Monsteras feature striking foliage.
Monsteras feature striking foliage. Thomas Demarczyk

Create a jungle vibe with this striking indoor plant

IF YOU'RE searching for a plant to bring a lush, tropical jungle vibe to your home, look no further than monstera deliciosa.

This beauty has large, rich green leaves that have interesting splits and holes in them, which gives rise to some of its nicknames, including the swiss cheese plant and window plant.

It does bear edible fruit when mature, which taste like a blend of pineapple and banana, so it's also called fruit salad plant.

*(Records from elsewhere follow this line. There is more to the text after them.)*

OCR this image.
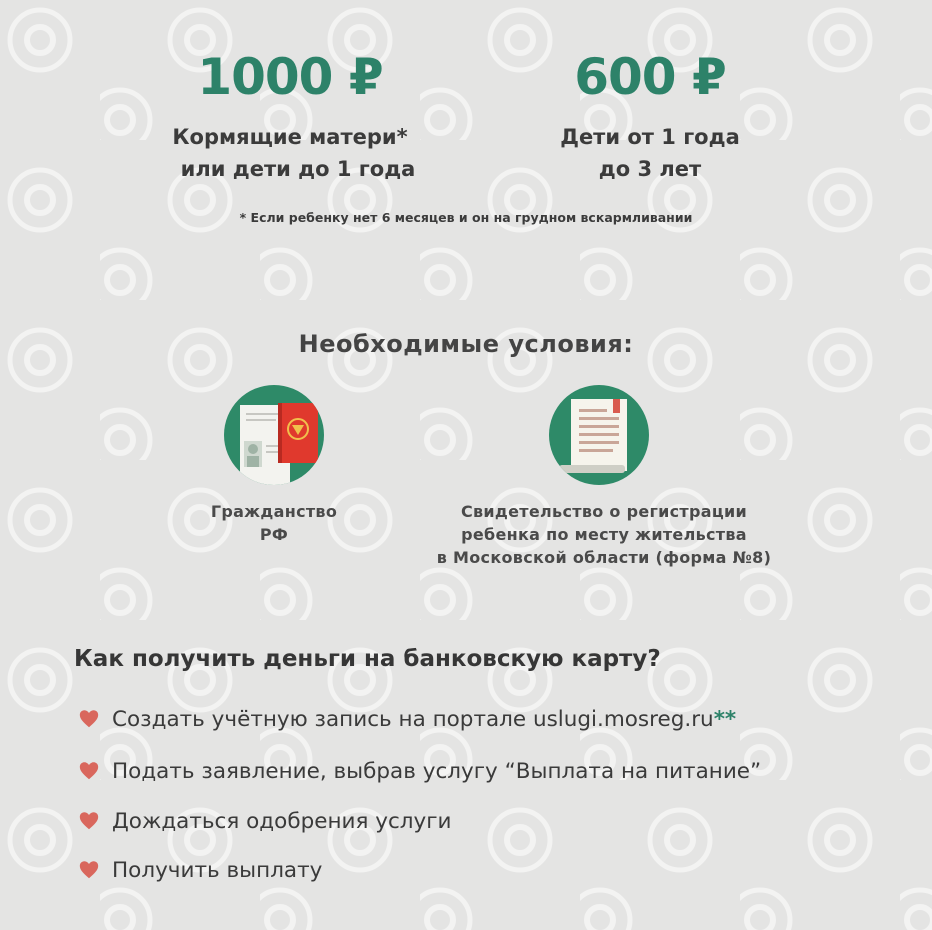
1000 ₽
Кормящие матери*
или дети до 1 года
600 ₽
Дети от 1 года
до 3 лет
* Если ребенку нет 6 месяцев и он на грудном вскармливании
Необходимые условия:
Гражданство
РФ
Свидетельство о регистрации
ребенка по месту жительства
в Московской области (форма №8)
Как получить деньги на банковскую карту?
Создать учётную запись на портале uslugi.mosreg.ru **
Подать заявление, выбрав услугу “Выплата на питание”
Дождаться одобрения услуги
Получить выплату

Monsteras originate in the under-storey of jungles in South America, so they are well-suited to growing indoors as they are happy in fairly low light.

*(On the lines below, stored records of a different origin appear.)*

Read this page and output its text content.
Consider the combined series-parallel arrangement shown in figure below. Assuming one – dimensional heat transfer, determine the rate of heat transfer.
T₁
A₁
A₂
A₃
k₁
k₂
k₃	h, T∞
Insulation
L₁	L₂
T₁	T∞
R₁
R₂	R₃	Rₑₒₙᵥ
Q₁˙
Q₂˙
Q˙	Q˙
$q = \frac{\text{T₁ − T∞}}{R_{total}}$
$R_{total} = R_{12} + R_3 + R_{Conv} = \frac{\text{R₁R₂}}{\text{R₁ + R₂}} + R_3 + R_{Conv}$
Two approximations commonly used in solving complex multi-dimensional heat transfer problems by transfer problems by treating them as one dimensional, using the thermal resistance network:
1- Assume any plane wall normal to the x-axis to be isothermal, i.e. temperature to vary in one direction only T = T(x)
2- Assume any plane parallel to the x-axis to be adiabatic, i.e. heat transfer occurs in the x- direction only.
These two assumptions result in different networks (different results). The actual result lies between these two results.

The leaves on a young plant are quite small and entire but as the plant grows the interesting shapes start to appear and no two leaves are identical.

In the jungles, young monsteras scramble along the ground towards the darker areas produced by the shade of a large tree. When they reach the tree they start to climb it to the light.

They produce roots to cling to the host tree and may eventually lose contact with the ground altogether. They use the large tree for support but don't harm it as a strangler fig does.

No two leaves of the Monstera plant are the same.
No two leaves of the Monstera plant are the same. fortyforks

A mature monstera growing in a protected, shady position in a garden will flower and produce fruit but I doubt a plant grown indoors would do so.

Monsteras are pretty easy to grow, as long as they get adequate moisture. Like so many plants though, they don't like to be wet and soggy all the time, so you need a premium potting mix that holds moisture well but also drains effectively.

This is not a plant for a small space. The leaves can be large, nearly 1m across, and the plant will be quite wide as well as tall.

You may need to give your monstera something to climb on. A strong, straight branch or timber pole inserted firmly and deeply into the pot would do the job.

The size of the plant and the growth rate will be governed to some extent by the size of the pot and the amount of food and fertiliser you use. You will also see much faster growth in the warmer months and little or none during winter.

The large leaves may need to be wiped to remove dust or you can give your monstera a shower in the bathroom or in the rain to keep it nice and clean.

If you do put it outside in the rain, make sure it doesn't get burned when the sun comes out again. Re-potting is best done in spring or early summer.

As with all indoor plants, do think carefully before you plant it out in a garden if you no longer want it indoors. Some plants are perfectly well behaved living in a pot in your home, but may grow huge, or be invasive, if released into the wild.